The public sector should adopt digital technologies such as artificial intelligence, drones and facial recognition to automate everything from civil service posts to nursing to policing.
That is according to a new study from think-tank Reform, which sees its approach cutting government costs by rendering “at least” 248,860 administrative roles redundant by 2030.
The study, titled Work in progress. Towards a leaner, smarter public-sector workforce, appears ahead of the group’s annual conference on Thursday, at which Cabinet Office minister Ben Gummer is expected to unveil the government’s long-delayed digital strategy.
The Reform study found online tools such as websites and artificially intelligent chat bots could see 130,000 Whitehall administrative staff, or 90 percent of current employees, automated out of jobs over the next 15 years, resulting in savings of about £2.6 billion a year.
The approach would replace 90,000 NHS administrators and 24,000 GP receptionists, saving £1.7 billion annually, while 30 percent of nurses’ activities, including collecting information and administering non-intravenous medication, could also be automated, Reform argued.
The group said public spending cuts mean government productivity must follow trends in the public sector, rather than remaining nearly flat as it has over the past 20 years.
Artificial intelligence (AI) could also be used to improve healthcare decision-making and the accuracy of diagnosis and to better understand problems such as the medical errors that affect 10 percent of hospital patients.
“The current workforce is a legacy of past approaches,” Reform stated. “It is built around siloed attitudes of yesterday’s governments and fails to embrace technology and new ways of working to meet users’ needs in the most effective ways… Public services should deliver outcomes that matter to users, and meet expectations of interacting via technology.”
Reform praised HM Revenue and Customs (HMRC) for reducing its administrative staff from 96,000 to 60,000 over the past decade through expanding online services and providing more real-time information,
Its remarks stand in contrast to those of the NAO, which criticised HMRC’s cost-cutting for resulting in a service collapse in the first half of the 2015-16 tax year.
Reform also called for a move from hierarchy to “self-management”, with teams focused on delivering projects, pointing out that a 16-person Government Digital Service (GDS) team designed GOV.UK in 12 weeks.
Police could use drones and facial recognition to cut policing costs, just as they are already using data analytics to focus on areas at the greatest risk from burglary and fire.
The paper also acknowledges that productivity must not be considered in isolation and that comparisons between the private and public sector are “complex”.
“Productivity increases are meaningless if services do not meet the needs of citizens,” the study observed.
Efforts to introduce AI and data analytics into public-sector services such as the NHS have met with controversy, with privacy activists sceptical, for instance, of the benefits of giving DeepMind, owned by Google parent Alphabet, broad access to hospitals’ patient data.
The Cabinet Office’s GDS, jointly overseen by Gummer and chief secretary to the treasury David Gauke, was initially expected to produce the government’s digital strategy in December 2015, but the release was pushed back until later in 2016 and then delayed again by the referendum to leave the European Union in June.
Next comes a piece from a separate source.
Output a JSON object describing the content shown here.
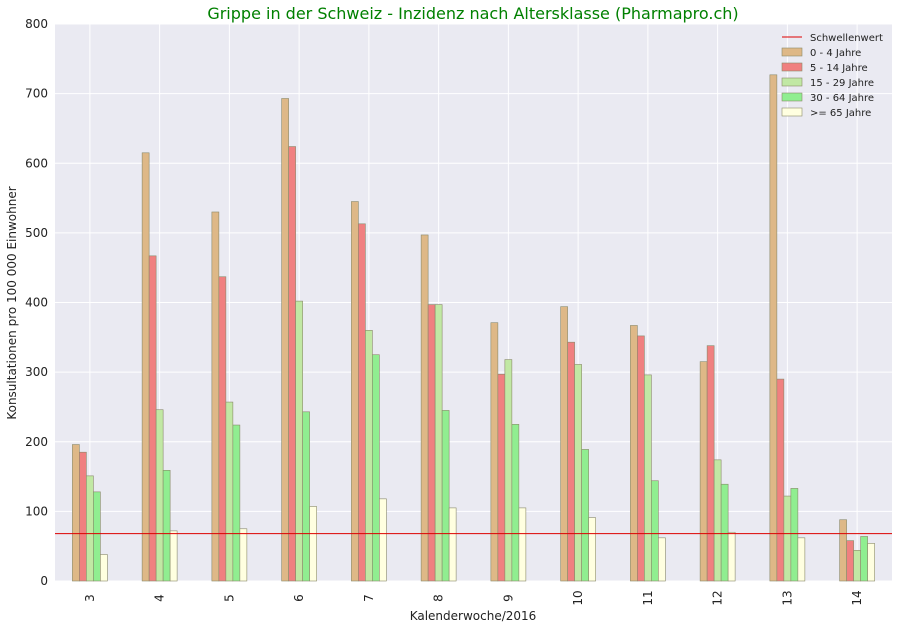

GDS had said it would release the strategy in September, then before Christmas, and is now expected to publish the document on Thursday to coincide with Reform’s conference, at which Gummer is to deliver the keynote, according to people in government familiar with the matter.
An early draft of the plan leaked late last year indicates priorities in line with those of the Reform study, prioritising a digital overhaul of the specialised back-office functions across the civil service.
Several parliamentary committees have criticised the government for its long delay on the strategy, pointing out that work on areas such as the digital skills shortage and economic strategy depend on the broader plan.
Last month Stephen Metcalfe, chair of parliament’s Science and Technology Committee, said he was “disappointed” at the delay.